The King in Yellow – Day 85 of 87

“Elliott, you are a true friend–”

“You make me ill,” replied the latter, folding his paper. “It’s just as I thought,–you are tagging after some new petticoat again. And,” he continued wrathfully, “if this is what you’ve kept me away from Julian’s for,–if it’s to fill me up with the perfections of some little idiot–”

“Not idiot,” remonstrated Clifford gently.

“See here,” cried Elliott, “have you the nerve to try to tell me that you are in love again?”

“Again?”

“Yes, again and again and again and–by George have you?”

“This,” observed Clifford sadly, “is serious.”

For a moment Elliott would have laid hands on him, then he laughed from sheer helplessness. “Oh, go on, go on; let’s see, there’s Clémence and Marie Tellec and Cosette and Fifine, Colette, Marie Verdier–”

“All of whom are charming, most charming, but I never was serious–”

“So help me, Moses,” said Elliott, solemnly, “each and every one of those named have separately and in turn torn your heart with anguish and have also made me lose my place at Julian’s in this same manner; each and every one, separately and in turn. Do you deny it?”

“What you say may be founded on facts–in a way–but give me the credit of being faithful to one at a time–”

“Until the next came along.”

“But this,–this is really very different. Elliott, believe me, I am all broken up.”

Then there being nothing else to do, Elliott gnashed his teeth and listened.

“It’s–it’s Rue Barrée.”

“Well,” observed Elliott, with scorn, “if you are moping and moaning over that girl,–the girl who has given you and myself every reason to wish that the ground would open and engulf us,–well, go on!”

“I’m going on,–I don’t care; timidity has fled–”

“Yes, your native timidity.”

“I’m desperate, Elliott. Am I in love? Never, never did I feel so d–n miserable. I can’t sleep; honestly, I’m incapable of eating properly.”

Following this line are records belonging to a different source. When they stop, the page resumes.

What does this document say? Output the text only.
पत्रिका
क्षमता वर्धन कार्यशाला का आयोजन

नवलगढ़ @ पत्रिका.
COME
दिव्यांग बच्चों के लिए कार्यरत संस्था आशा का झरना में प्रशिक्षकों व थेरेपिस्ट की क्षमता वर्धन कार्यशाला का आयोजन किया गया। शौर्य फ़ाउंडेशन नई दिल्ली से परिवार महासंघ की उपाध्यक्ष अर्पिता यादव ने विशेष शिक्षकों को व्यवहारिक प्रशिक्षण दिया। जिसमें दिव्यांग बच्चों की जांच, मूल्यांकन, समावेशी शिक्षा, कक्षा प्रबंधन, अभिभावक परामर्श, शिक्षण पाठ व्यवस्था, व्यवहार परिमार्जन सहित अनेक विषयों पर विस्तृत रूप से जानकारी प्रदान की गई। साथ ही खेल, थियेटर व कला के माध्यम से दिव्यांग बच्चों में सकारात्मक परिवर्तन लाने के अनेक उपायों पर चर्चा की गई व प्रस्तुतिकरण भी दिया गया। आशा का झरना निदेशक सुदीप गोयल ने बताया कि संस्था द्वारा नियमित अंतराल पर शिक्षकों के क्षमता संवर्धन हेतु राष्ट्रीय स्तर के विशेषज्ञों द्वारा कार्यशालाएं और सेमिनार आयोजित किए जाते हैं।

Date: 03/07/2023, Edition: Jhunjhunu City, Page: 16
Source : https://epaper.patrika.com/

“Same symptoms noticed in the case of Colette.”

“Listen, will you?”

“Hold on a moment, I know the rest by heart. Now let me ask you something. Is it your belief that Rue Barrée is a pure girl?”

“Yes,” said Clifford, turning red.

“Do you love her,–not as you dangle and tiptoe after every pretty inanity–I mean, do you honestly love her?”

“Yes,” said the other doggedly, “I would–”

“Hold on a moment; would you marry her?”

Clifford turned scarlet. “Yes,” he muttered.

“Pleasant news for your family,” growled Elliott in suppressed fury. “‘Dear father, I have just married a charming grisette whom I’m sure you’ll welcome with open arms, in company with her mother, a most estimable and cleanly washlady.’ Good heavens! This seems to have gone a little further than the rest. Thank your stars, young man, that my head is level enough for us both. Still, in this case, I have no fear. Rue Barrée sat on your aspirations in a manner unmistakably final.”

“Rue Barrée,” began Clifford, drawing himself up, but he suddenly ceased, for there where the dappled sunlight glowed in spots of gold, along the sun-flecked path, tripped Rue Barrée. Her gown was spotless, and her big straw hat, tipped a little from the white forehead, threw a shadow across her eyes.

Elliott stood up and bowed. Clifford removed his head-covering with an air so plaintive, so appealing, so utterly humble that Rue Barrée smiled.

The smile was delicious and when Clifford, incapable of sustaining himself on his legs from sheer astonishment, toppled slightly, she smiled again in spite of herself. A few moments later she took a chair on the terrace and drawing a book from her music-roll, turned the pages, found the place, and then placing it open downwards in her lap, sighed a little, smiled a little, and looked out over the city. She had entirely forgotten Foxhall Clifford.

After a while she took up her book again, but instead of reading began to adjust a rose in her corsage. The rose was big and red. It glowed like fire there over her heart, and like fire it warmed her heart, now fluttering under the silken petals. Rue Barrée sighed again. She was very happy. The sky was so blue, the air so soft and perfumed, the sunshine so caressing, and her heart sang within her, sang to the rose in her breast. This is what it sang: “Out of the throng of passers-by, out of the world of yesterday, out of the millions passing, one has turned aside to me.”